Discussion in 'Options' started by stockoptionstrader, Sep 2, 2016.

  1. How can you calculate what your option premium will be worth if stock goes up x dollar?

    Also, is it always like that or is it possible that the underlying stock goes down and the option doesn't move because of less volume?

    Next time it moves on volume will it go up much more then?

    Can someon explain?
     
  2. 2rosy

    2rosy

    use an option model/calculator and plug in the numbers
    assuming you're referring to calls then the stock could go down and the option not move if implied volatility goes up. volume is irrelevant.
     
  3. rmorse

    rmorse Sponsor

    The delta of an option is where you will get that estimate. Keep in mind that the assumptions that go into the value of an option, can change at any time so it's just an estimate.

    25 delta, stock up 1 point, option up .25. Stock down 1 point, option down .25

    as the stock moves, time passes and ivol changes, this delta will change in value.
     
  4. CyJackX

    CyJackX

  5. sle

    sle

    Simple asnwers are above. A deeper answer is that there is no clear-cut answer to this. The "fair price" for the option (the way CyJackX is defining it) is just an interpolated value with other option prices.

    There have been cases when calls gotten richer even though underlying gone down (check out Eurodollar options in September 08). There have been cases when vol skew kinked up due to extraordinary amount of option selling (check out Euribor options in 2006). There have been cases when people opted to early-X DITM puts due to the cash funding pressures. I am sure between myself, newworldman and Martinghoul there are enough anecdotes to fill a small book.
     
  6. Imagine you had bought the FB Sept 3 $126 Calls on (9-1-2016 after churning almost 2000 contracts the prior day), you bought several hundred contracts pretty cheap and had your order in before the Market Open(10 Minutes) to capture the Consolidated Opening Print if that's even possible with Options because it does not seem like that anymore.


    Seeing your priced your Calls too cheap and notice the Specialist gaped FB up to our highest level since the Earnings downtrend what would you do? I had over 300 contracts to sell wanting to get the highest price plus volatility of the Open where would you put your sell price at? Before you look at the Time and Sales try to figure out where you would price the stock at if you thought it was going to open at $126.6 and changed your order when it hit $126.8 last seconds.

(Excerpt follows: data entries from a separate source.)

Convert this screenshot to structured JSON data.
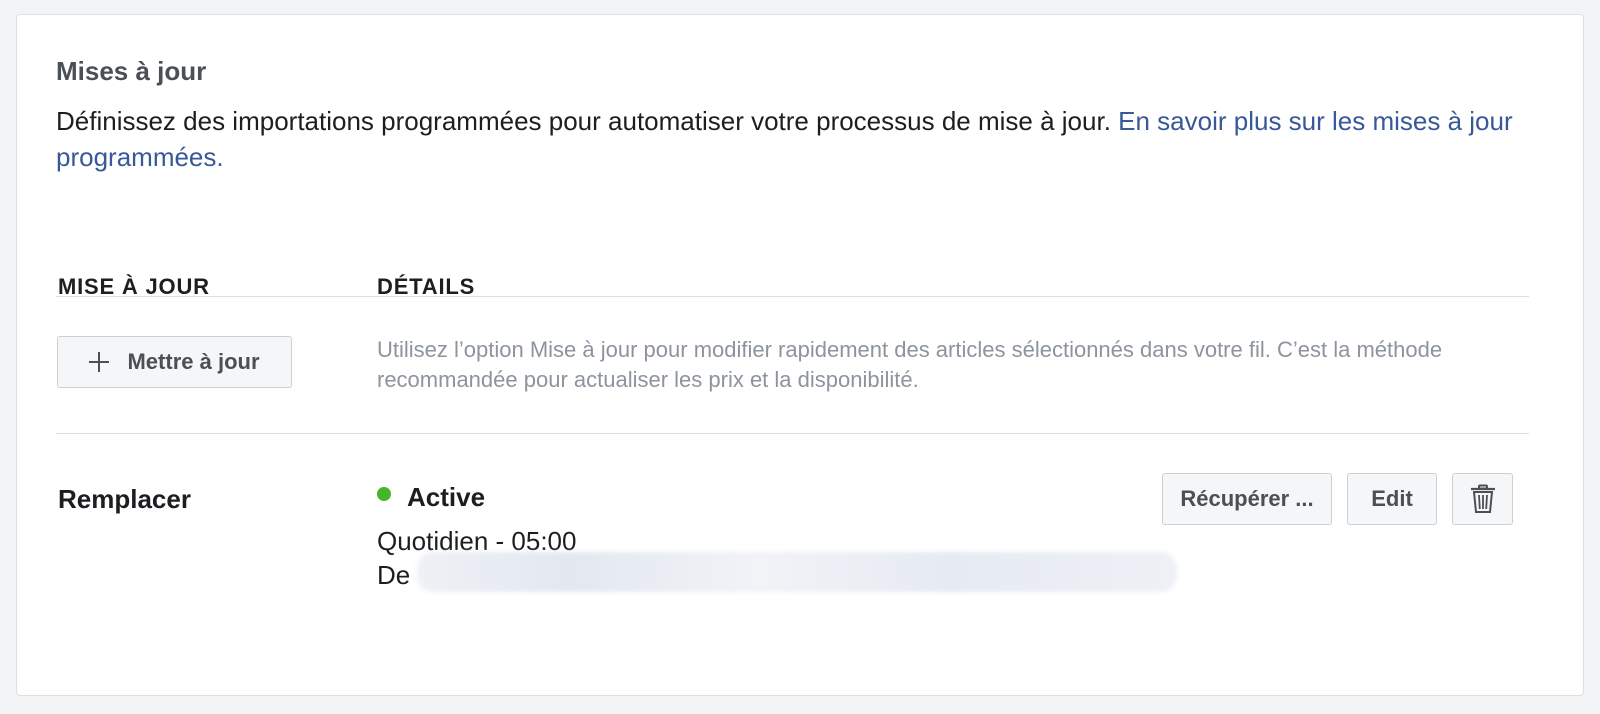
{
  "section": {
    "title": "Mises à jour",
    "description": "Définissez des importations programmées pour automatiser votre processus de mise à jour.",
    "learn_more_link": "En savoir plus sur les mises à jour programmées."
  },
  "table": {
    "headers": {
      "update": "MISE À JOUR",
      "details": "DÉTAILS"
    },
    "update_row": {
      "button_label": "Mettre à jour",
      "button_icon": "plus-icon",
      "helper_text": "Utilisez l’option Mise à jour pour modifier rapidement des articles sélectionnés dans votre fil. C’est la méthode recommandée pour actualiser les prix et la disponibilité."
    },
    "replace_row": {
      "label": "Remplacer",
      "status": "Active",
      "status_color": "#42b72a",
      "schedule": "Quotidien - 05:00",
      "source_prefix": "De",
      "actions": {
        "fetch_label": "Récupérer ...",
        "edit_label": "Edit",
        "delete_icon": "trash-icon"
      }
    }
  }
}
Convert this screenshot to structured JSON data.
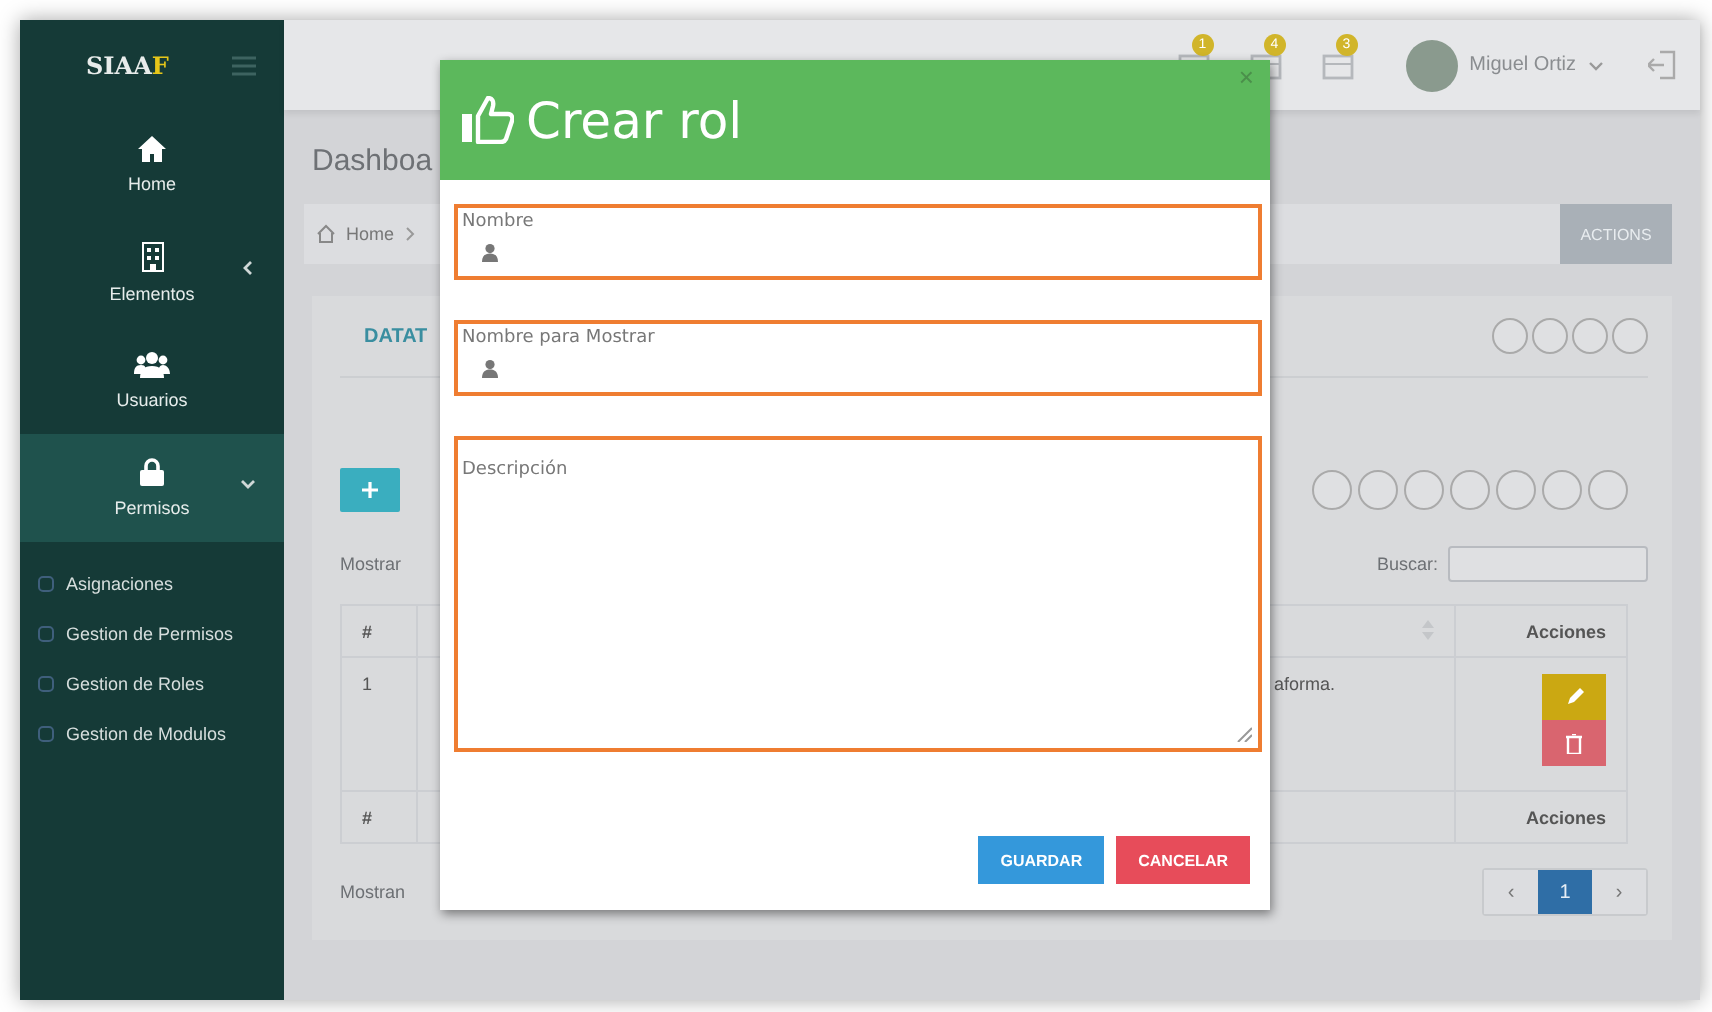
{
  "sidebar": {
    "logo": {
      "text": "SIAA",
      "accent": "F"
    },
    "items": [
      {
        "label": "Home",
        "selected": false
      },
      {
        "label": "Elementos",
        "selected": false,
        "expanded": false
      },
      {
        "label": "Usuarios",
        "selected": false
      },
      {
        "label": "Permisos",
        "selected": true,
        "expanded": true
      }
    ],
    "subitems": [
      "Asignaciones",
      "Gestion de Permisos",
      "Gestion de Roles",
      "Gestion de Modulos"
    ]
  },
  "topbar": {
    "badges": [
      "1",
      "4",
      "3"
    ],
    "user": "Miguel Ortiz"
  },
  "page": {
    "title": "Dashboa",
    "breadcrumb": "Home",
    "actions": "ACTIONS",
    "panel_title": "DATAT",
    "show_label": "Mostrar",
    "search_label": "Buscar:",
    "table": {
      "header": [
        "#",
        "Acciones"
      ],
      "rows": [
        {
          "cells": [
            "1",
            "aforma."
          ]
        }
      ],
      "footer": [
        "#",
        "Acciones"
      ]
    },
    "info": "Mostran",
    "pagination": [
      {
        "label": "‹",
        "selected": false
      },
      {
        "label": "1",
        "selected": true
      },
      {
        "label": "›",
        "selected": false
      }
    ]
  },
  "modal": {
    "title": "Crear rol",
    "close": "×",
    "fields": [
      {
        "label": "Nombre",
        "kind": "text"
      },
      {
        "label": "Nombre para Mostrar",
        "kind": "text"
      },
      {
        "label": "Descripción",
        "kind": "textarea"
      }
    ],
    "buttons": [
      {
        "label": "GUARDAR",
        "kind": "primary"
      },
      {
        "label": "CANCELAR",
        "kind": "danger"
      }
    ]
  }
}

    Second, use this little tool because its pretty handy once you add in all the extra premiums. Its too conservative not giving us enough volatility price.



    http://www.cboe.com/framed/IVolframed.aspx?content=http://cboe.ivolatility.com/calc/index.j?contract=E8CB37FB-F8FC-4977-BB01-11AE4C5DDC9C&sectionName=SEC_TRADING_TOOLS&title=CBOE - IVolatility Services
     
  7. Its funny how Option Openings work, unless you use a limit order you will get fried. Why do some Exchanges allow orders to go live at 9:30:00 with really freaky prices like Amex and another strange Exchange where its not uncommon to see orders filled at $2 even though the Bid x Ask is $.70 x $.92?